To make the transition as peaceful as possible (for you AND your pets), try to remove them from your current home during the moving process; the act of packing and loading a moving truck signals to your pets that something is happening, but they’re not sure exactly what it is. This can lead to anxiety and confusion that compounds upon arrival in the new home.
When you do bring them into the new environment, maintain their regular routines consistently; feedings, walks, playtime, and bedtime should remain the same as always. If your old home had a doggie door, install one in the new home, as well. If your cat is used to having outdoor playtime, arrange for the same (consider using a leash initially until kitty is comfortable and established in her new surroundings).
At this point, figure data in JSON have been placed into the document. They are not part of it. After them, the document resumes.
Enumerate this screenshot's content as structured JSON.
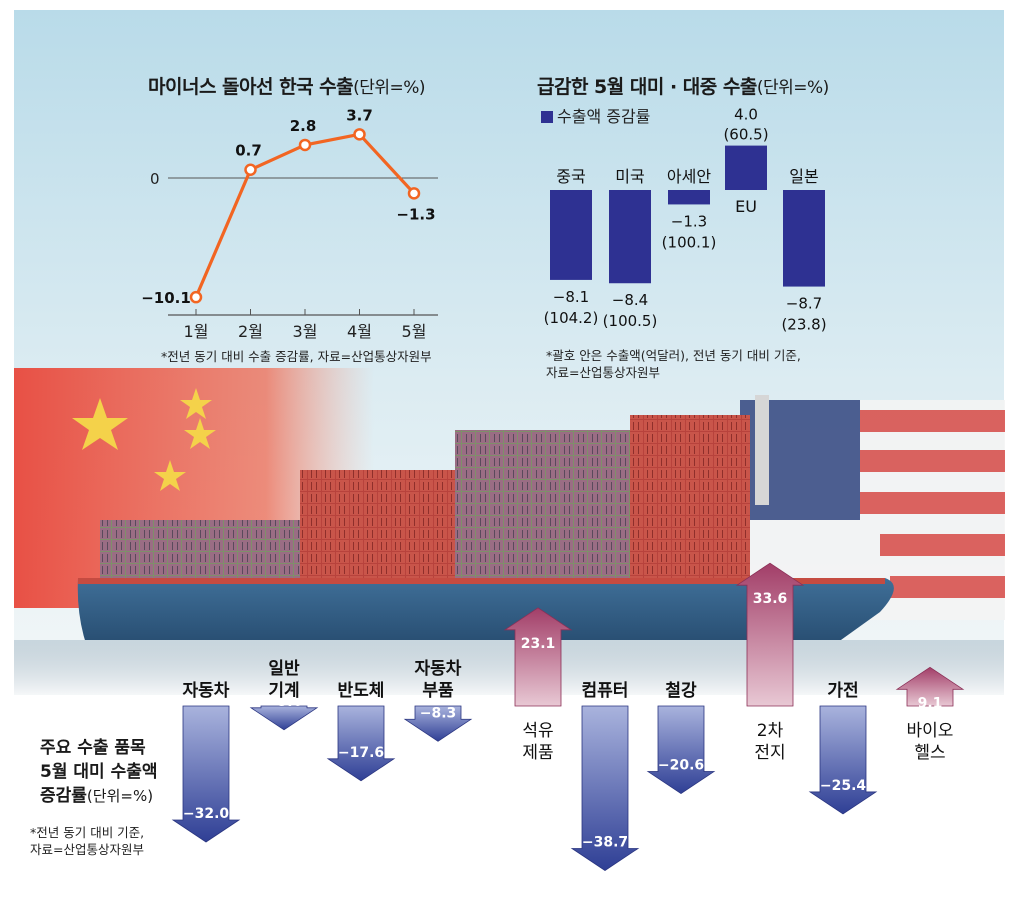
{
  "chart_data": [
    {
      "type": "line",
      "title": "마이너스 돌아선 한국 수출",
      "unit": "(단위=%)",
      "categories": [
        "1월",
        "2월",
        "3월",
        "4월",
        "5월"
      ],
      "values": [
        -10.1,
        0.7,
        2.8,
        3.7,
        -1.3
      ],
      "value_labels": [
        "−10.1",
        "0.7",
        "2.8",
        "3.7",
        "−1.3"
      ],
      "zero_label": "0",
      "ylim": [
        -11,
        5
      ],
      "note": "*전년 동기 대비 수출 증감률, 자료=산업통상자원부",
      "color": "#f26522"
    },
    {
      "type": "bar",
      "title": "급감한 5월 대미 · 대중 수출",
      "unit": "(단위=%)",
      "legend": "수출액 증감률",
      "categories": [
        "중국",
        "미국",
        "아세안",
        "EU",
        "일본"
      ],
      "values": [
        -8.1,
        -8.4,
        -1.3,
        4.0,
        -8.7
      ],
      "value_labels": [
        "−8.1",
        "−8.4",
        "−1.3",
        "4.0",
        "−8.7"
      ],
      "amount_labels": [
        "(104.2)",
        "(100.5)",
        "(100.1)",
        "(60.5)",
        "(23.8)"
      ],
      "note_lines": [
        "*괄호 안은 수출액(억달러), 전년 동기 대비 기준,",
        "자료=산업통상자원부"
      ],
      "color": "#2e3192"
    },
    {
      "type": "bar",
      "title_lines": [
        "주요 수출 품목",
        "5월 대미 수출액",
        "증감률"
      ],
      "unit": "(단위=%)",
      "categories": [
        [
          "자동차"
        ],
        [
          "일반",
          "기계"
        ],
        [
          "반도체"
        ],
        [
          "자동차",
          "부품"
        ],
        [
          "석유",
          "제품"
        ],
        [
          "컴퓨터"
        ],
        [
          "철강"
        ],
        [
          "2차",
          "전지"
        ],
        [
          "가전"
        ],
        [
          "바이오",
          "헬스"
        ]
      ],
      "values": [
        -32.0,
        -5.6,
        -17.6,
        -8.3,
        23.1,
        -38.7,
        -20.6,
        33.6,
        -25.4,
        9.1
      ],
      "value_labels": [
        "−32.0",
        "−5.6",
        "−17.6",
        "−8.3",
        "23.1",
        "−38.7",
        "−20.6",
        "33.6",
        "−25.4",
        "9.1"
      ],
      "note_lines": [
        "*전년 동기 대비 기준,",
        "자료=산업통상자원부"
      ],
      "negative_color": "#3a4a9e",
      "positive_color": "#a9426a"
    }
  ]
}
Additionally, be sure to bring your pets’ favorite items. They will be overwhelmed with the new environment already, so this may not be the best time to introduce new toys, food, or beds. Make sure their favorite blankets, squeaky toys, and snacks are available to maintain a sense of consistency and security for them. Having these familiar items around will help your pet feel calm and in control.
Allow your pet to adjust in his or her own way. Skittish pets (and most cats) will likely stay hidden until they feel comfortable enough to venture out and explore their new habitat and all it has to offer. Dogs may follow closely on your heels from room to room for several days before feeling secure in the new home. Don’t try to force your pet into spaces or rooms that he doesn’t seem comfortable in, and provide a space that is exclusively his own, even if it’s just a bed or blanket in a corner.
Most of all, be patient with your pets during this transitional period. Let them take their time, sniff out all the new smells, get to know the neighbor dogs, and find their new favorite potty spots on their own time. Ensure that they feel safe and secure by providing lots of love and cuddles (an extra milkbone or two couldn’t hurt, either).
If your pet continues to display severe anxiety or behavioral issues after a few weeks in their new home, consult your vet or a professional trainer for tips to help them relax and enjoy the change of scenery.